Now for the 3+ ion, it will become $\left[ Ar \right]3{{d}^{2}}$. We can see from the electronic configuration that there are two unpaired electrons.
We know that magnetic moment is given by, $\mu =\sqrt{n\left( n+2 \right)}\text{ BM}$.
Therefore, putting the value of n, which is the number of unpaired electrons, we will get-
$\mu =\sqrt{2\left( 2+2 \right)}\text{ BM=2}\text{.82 BM}$
Now, in the second option we have $C{{r}^{3+}}$.
Electronic configuration of chromium is- $\left[ Ar \right]3{{d}^{4}}4{{s}^{2}}$.
Electronic configuration of $C{{r}^{3+}}$ is -$\left[ Ar \right]3{{d}^{3}}$ . It has three unpaired electrons.
Therefore, magnetic moment = $\mu =\sqrt{3\left( 3+2 \right)}\text{ BM=3}\text{.87 BM}$
Then we have $T{{i}^{3+}}$.
Electronic configuration of titanium is -$\left[ Ar \right]3{{d}^{2}}4{{s}^{2}}$ .
Electronic configuration of $T{{i}^{3+}}$is -$\left[ Ar \right]3{{d}^{1}}$ . It has one unpaired electron.
Therefore, the magnetic moment is, $\mu =\sqrt{1\left( 1+2 \right)}\text{ BM=1}\text{.73 BM}$ .
And lastly, we have $C{{o}^{3+}}$.
Electronic configuration of cobalt is $\left[ Ar \right]3{{d}^{7}}4{{s}^{2}}$ .
Electronic configuration of $C{{o}^{3+}}$ is $\left[ Ar \right]3{{d}^{6}}$ . It has 4 unpaired electrons (as d-orbital have 5 subshells and the electrons fill up in the same spin first and then the opposite spin.
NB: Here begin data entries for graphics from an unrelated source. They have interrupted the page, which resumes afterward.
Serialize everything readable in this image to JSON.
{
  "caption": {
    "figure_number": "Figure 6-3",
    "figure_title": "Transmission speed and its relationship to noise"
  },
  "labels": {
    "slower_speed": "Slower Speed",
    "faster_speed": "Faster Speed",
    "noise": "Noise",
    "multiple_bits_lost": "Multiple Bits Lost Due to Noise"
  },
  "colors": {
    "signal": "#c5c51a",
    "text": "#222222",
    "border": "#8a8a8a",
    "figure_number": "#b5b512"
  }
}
One electron will be paired whereas the other 4 will be unpaired)
Therefore, magnetic moment is, $\mu =\sqrt{4\left( 4+2 \right)}\text{ BM=4}\text{.89 BM}$
We can see from the above calculation that the cobalt 3+ ion has the maximum theoretical magnetic moment among the given options.
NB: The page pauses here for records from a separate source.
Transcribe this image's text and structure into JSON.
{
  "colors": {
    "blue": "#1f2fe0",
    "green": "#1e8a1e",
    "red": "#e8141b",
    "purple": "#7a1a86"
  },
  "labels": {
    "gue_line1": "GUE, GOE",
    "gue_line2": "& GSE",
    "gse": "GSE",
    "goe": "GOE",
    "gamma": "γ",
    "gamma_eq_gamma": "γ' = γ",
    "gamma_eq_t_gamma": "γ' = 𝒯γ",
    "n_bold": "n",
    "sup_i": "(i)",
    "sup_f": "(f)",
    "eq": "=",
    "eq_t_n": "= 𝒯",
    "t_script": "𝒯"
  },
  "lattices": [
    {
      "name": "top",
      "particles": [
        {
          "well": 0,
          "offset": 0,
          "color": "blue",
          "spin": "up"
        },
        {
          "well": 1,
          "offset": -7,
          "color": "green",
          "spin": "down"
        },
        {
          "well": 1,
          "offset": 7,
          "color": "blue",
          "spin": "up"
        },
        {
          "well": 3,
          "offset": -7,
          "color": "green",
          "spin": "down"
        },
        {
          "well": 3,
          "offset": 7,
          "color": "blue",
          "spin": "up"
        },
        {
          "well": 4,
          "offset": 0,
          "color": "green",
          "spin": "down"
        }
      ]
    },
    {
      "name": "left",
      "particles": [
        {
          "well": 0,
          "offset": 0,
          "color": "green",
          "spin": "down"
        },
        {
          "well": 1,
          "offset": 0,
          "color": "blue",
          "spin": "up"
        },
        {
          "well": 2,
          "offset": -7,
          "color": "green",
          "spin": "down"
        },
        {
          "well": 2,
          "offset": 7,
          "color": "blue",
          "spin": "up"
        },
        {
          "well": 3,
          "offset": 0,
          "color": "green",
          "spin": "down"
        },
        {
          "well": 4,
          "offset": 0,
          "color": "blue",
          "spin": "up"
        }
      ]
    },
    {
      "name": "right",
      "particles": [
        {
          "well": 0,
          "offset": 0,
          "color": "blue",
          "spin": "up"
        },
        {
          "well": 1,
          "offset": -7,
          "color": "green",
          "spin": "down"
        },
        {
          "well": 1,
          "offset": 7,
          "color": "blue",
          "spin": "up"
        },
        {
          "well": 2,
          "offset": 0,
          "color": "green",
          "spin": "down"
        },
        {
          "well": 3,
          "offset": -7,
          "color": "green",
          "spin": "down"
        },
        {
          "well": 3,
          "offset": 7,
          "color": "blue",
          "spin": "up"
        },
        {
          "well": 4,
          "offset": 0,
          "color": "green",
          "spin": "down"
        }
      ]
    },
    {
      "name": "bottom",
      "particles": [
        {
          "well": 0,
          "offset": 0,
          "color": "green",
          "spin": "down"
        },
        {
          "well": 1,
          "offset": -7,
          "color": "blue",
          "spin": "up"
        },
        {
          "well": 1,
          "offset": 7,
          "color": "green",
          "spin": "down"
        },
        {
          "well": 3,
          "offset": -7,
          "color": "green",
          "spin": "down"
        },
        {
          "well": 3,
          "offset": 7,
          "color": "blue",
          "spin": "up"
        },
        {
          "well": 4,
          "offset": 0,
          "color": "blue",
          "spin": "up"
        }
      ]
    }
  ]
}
Therefore, the correct answer is option [D] $C{{o}^{3+}}$.

Note: Here, the unit of the magnetic moment we have written BM which is Bohr magneton. It is the moment of the electrons. We have a similar unit for the moment of nuclei, proton and neutrons known as the neutron magneton. We can also solve the above question using the spin-only formula of the magnetic moment including spin number. The formula is $\mu =\sqrt{4S\left( S+1 \right)}\text{ BM}$ , where s is the spin of the electrons in the orbital.